Jack D. Griffith

The University of North Carolina at Chapel Hill


Primary Section: 21, Biochemistry
Membership Type:
Member (elected 2018)

Biosketch

Jack D. Griffith is best known for using high-resolution electron microscopy to visualize protein-DNA interactions. Using methods he developed, Griffith visualized the first defined DNA-protein complex, visualized nucleosomes for the first time where their DNA content could be calculated, and later demonstrated that the human telomere ends in large duplex loops.  His wide-ranging studies and photographic images of DNA have impacted topics of DNA structure, replication, recombination and repair. Griffith grew up in Alaska, and received his bachelor’s degree in physics in 1964 at Occidental College in Los Angeles, and his doctorate in 1969 at Caltech. Following a postdoctoral fellowship with Arthur Kornberg in the Biochemistry Department at Stanford University, Griffith joined the Lineberger Cancer Center at the University of North Carolina in Chapel Hill where he is a Kenan Distinguished Professor in the Departments of Microbiology and Immunology and Biochemistry and Biophysics. Griffith has received numerous awards and honors, including receiving the Herbert A. Sober award from the ASBMB in 2002, election into the American Academy of Arts and Sciences in 2005, was awarded the Grand Gold medal of Comenius University in 2006, and in 2018 was elected to the National Academy of Sciences.

Research Interests

Jack Griffith's laboratory is interested in how proteins arrange large DNA molecules during transactions that include replication, recombination and repair.

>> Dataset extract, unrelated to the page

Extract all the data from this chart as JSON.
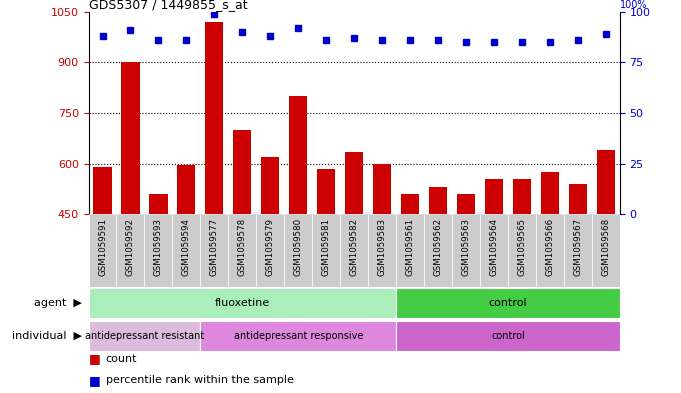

A central tool used to study these events involves the application of high resolution tungsten metal coating of DNA-protein complexes to allow their visualization by electron microscopy. This technique, developed and refined by Griffith is coupled with parallel biochemical studies, and specific tagging of key components. Early work by Griffith involved visualization of DNA polymerase I bound to DNA, and the SV40 minichromosome which made it possible to deduce the DNA content in each particle later termed nucleosomes. In 1999 the combination of EM and cell fractionation was used to show that mammalian telomeres are arranged into large duplex loops.  Current interests in the Griffith laboratory focus on understanding the detailed architecture of the telomere as it is arranged by the shelterin proteins and the telomeric RNA transcripts. The laboratory continues work on the replication of the Herpesviruses including HSV-1 and KSHV with emphasis on understanding how the viral replication factors arrange the architecture of a moving DNA replication fork as well as their individual biochemical activities. Other studies involve analysis of the replication and organization of mitochondrial DNA.